Escucho estas doctrinas como si se tratara de una canción en inglés, que no entiendo pero me cautiva, y me acerco al personaje y dejo que sean sus actos lo que me de la información que en realidad busco. Es fascinante. Wittgenstein y el acto de renunciar a una fortuna, y el sorprendente entusiasmo con el que su generación abrazó la causa patriótica, en una guerra estúpida y devastadora, con la única excepción de su amigo Russell, cuyo pacifismo fue duramente criticado y le llevó a prisión. Algo parecido le pasó al compositor Benjamin Britten en la otra gran guerra del siglo XX.

Escogí el arte porque es otra manera de decir y la literatura porque también en el arte llegué a un callejón sin salida. Hoy, con setenta años, que es una edad provecta, he empezado a ir a clases de inglés, a ver si por fin entiendo algo.

Basilio Baltasar, en el primer párrafo de su artículo de La Vanguardia del 28 de mayo de 2022, nos advierte que Italo Calvino no quiso publicar Un optimista en América, una crónica sobre su viaje de seis meses por los Estados Unidos, en 1960, porque pensaba que era literariamente pobre y periodísticamente poco interesante. En aquel momento John Kennedy y Marilyn Monroe estaban vivos, muy vivos, y no había ninguna crisis de los misiles ni guerra del Vietnam que enturbiara la plácida autocomplacencia de un país que se consideraba elegido por Dios para redimir a la humanidad.

La confesada aversión del autor por los beatniks –“tienen un aspecto poco higiénico, son arrogantes y no pueden considerarse buenos vecinos”– expresa lo ajeno que se siente al esnobismo de las modas.
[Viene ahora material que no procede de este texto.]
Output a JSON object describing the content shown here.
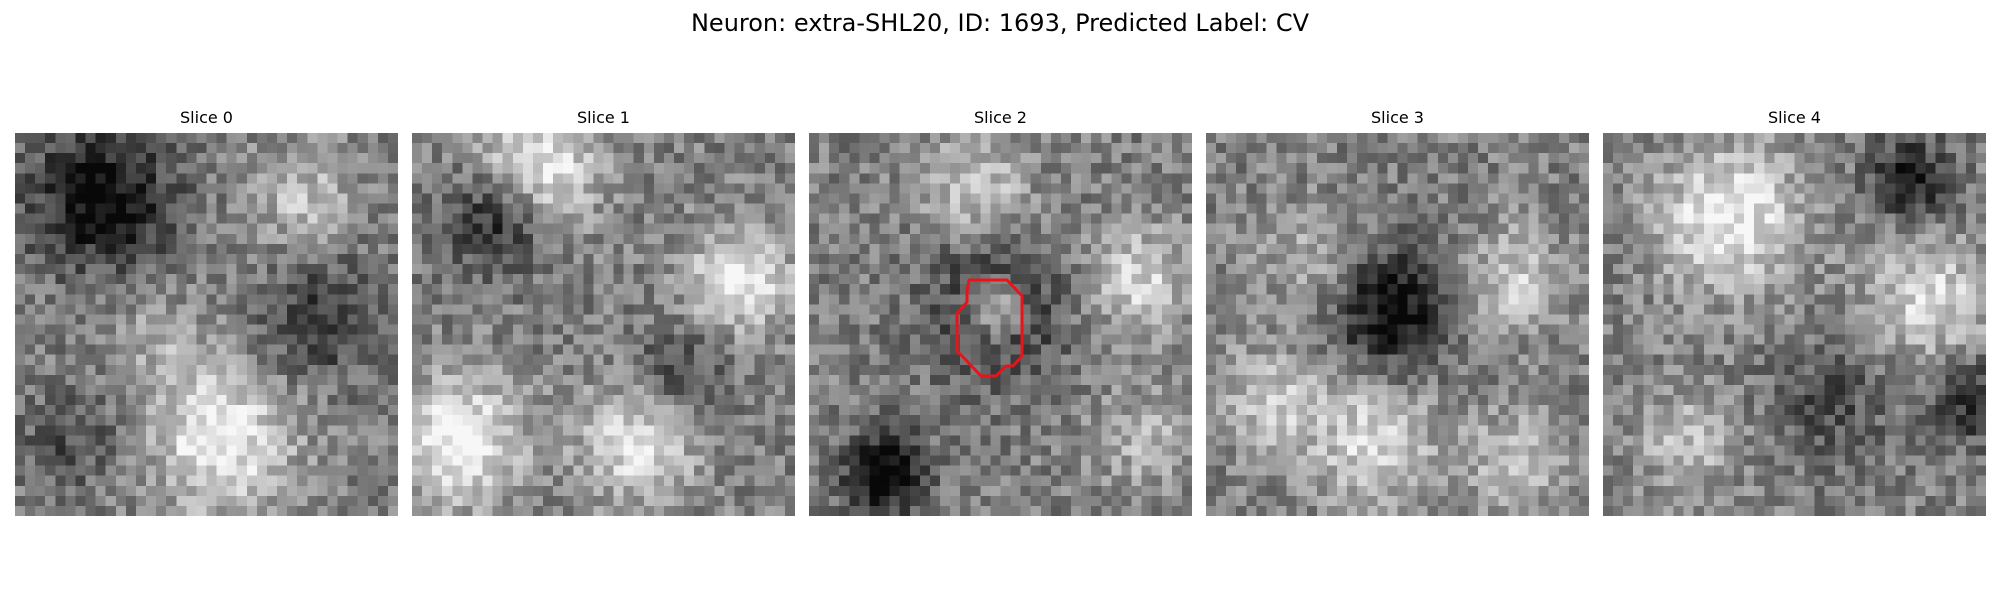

Calvino admite su “deplorable falta de sensibilidad hacia quien prefiere andar mal vestido” y un franco desdén por sus obras literarias; cree ver además en estos movimientos culturales una impostura similar a la que rige cualquier otra farsa del gregarismo social. Calvino comenta su admiración por la espléndida belleza de los negros que siguen a Martin Luther King, nos cuenta que el free jazz racionaliza el “nerviosismo actual” y lamenta que el expresionismo abstracto sea una pintura cargada de consternación “ciega y vociferante”.

A mí los beatniks me caían bien, son primos hermanos de los hippies, con los que me identifiqué cuando era joven, porque cualquier actitud que implicara salirse del sistema me parecía bien –esencialmente sigo pensando lo mismo–, pero entiendo lo que quiere decir y aplaudo su manera pulcra y elegante de denunciar la brutal segregación racial de aquellos años; y la última frase, en la que define el expresionismo abstracto como una pintura cargada de consternación “ciega y vociferante” me parece muy buena. Hay otras maneras de verlo, desde luego, pero su voz es la de un intelectual culto y sensible. Sesenta y dos años más tarde, el arte contemporáneo sigue teniendo un destacado protagonismo en nuestra vida cultural y analizándolo con esa perspectiva la primera palabra que me viene a la cabeza no es “excitante” ni “apasionante”, es “consternado”.

En Elogio del fracaso la voz del narrador es la de un artista desconocido, que sin embargo parece muy seguro de sí mismo. Eso es debido a la fe irracional que acompaña indefectiblemente a todos los procesos creativos; sin ella nadie estaría dispuesto a sacrificar tanto con unas perspectivas profesionales tan desfavorables. La apuesta por la intemporalidad lo hace todavía más difícil, la contemporaneidad es un lugar más fértil donde volcar el talento, porque el retorno es más fácil, es lo que tiene el gregarismo del que habla Calvino, pero como él también dice produce obras de dudosa calidad. Pasada la moda, la obra se desvanece, poco a poco, barrida por el viento del olvido. Y yo quiero trascender.

En Poesía y verdad, las memorias de juventud de Goethe, hay un episodio acerca de un concurso de poemas en el que Goethe habla de su sorpresa cuando descubre que no tiene la menor duda de que los suyos son los mejores, actitud que comparten la inmensa mayoría de los participantes. Todos piensan que lo que han escrito ellos es mejor, lo que le lleva a una reflexión inquietante: ¿no le estará pasando lo mismo que a los demás? Recuerdo las discusiones sobre arte moderno que tenía hace muchos años con un colega bastante mayor que yo, que vivía en la costa mediterránea, en un lugar muy bello. En verano solíamos reunirnos en una terraza junto al mar y hablábamos, fumábamos y bebíamos cerveza hasta altas horas de la madrugada, mientras a nuestro alrededor la humanidad entera paseaba por la playa susurrándose palabras afectuosas. Era un hombre encantador, culto, con experiencia y criterio, era un placer criticar el mercado con él y buscar la verdad entre tanto artificio mediático. Sin embargo, su obra no me gustaba. Es más, la consideraba manierista y banal. ¿Pensaría él lo mismo de la mía?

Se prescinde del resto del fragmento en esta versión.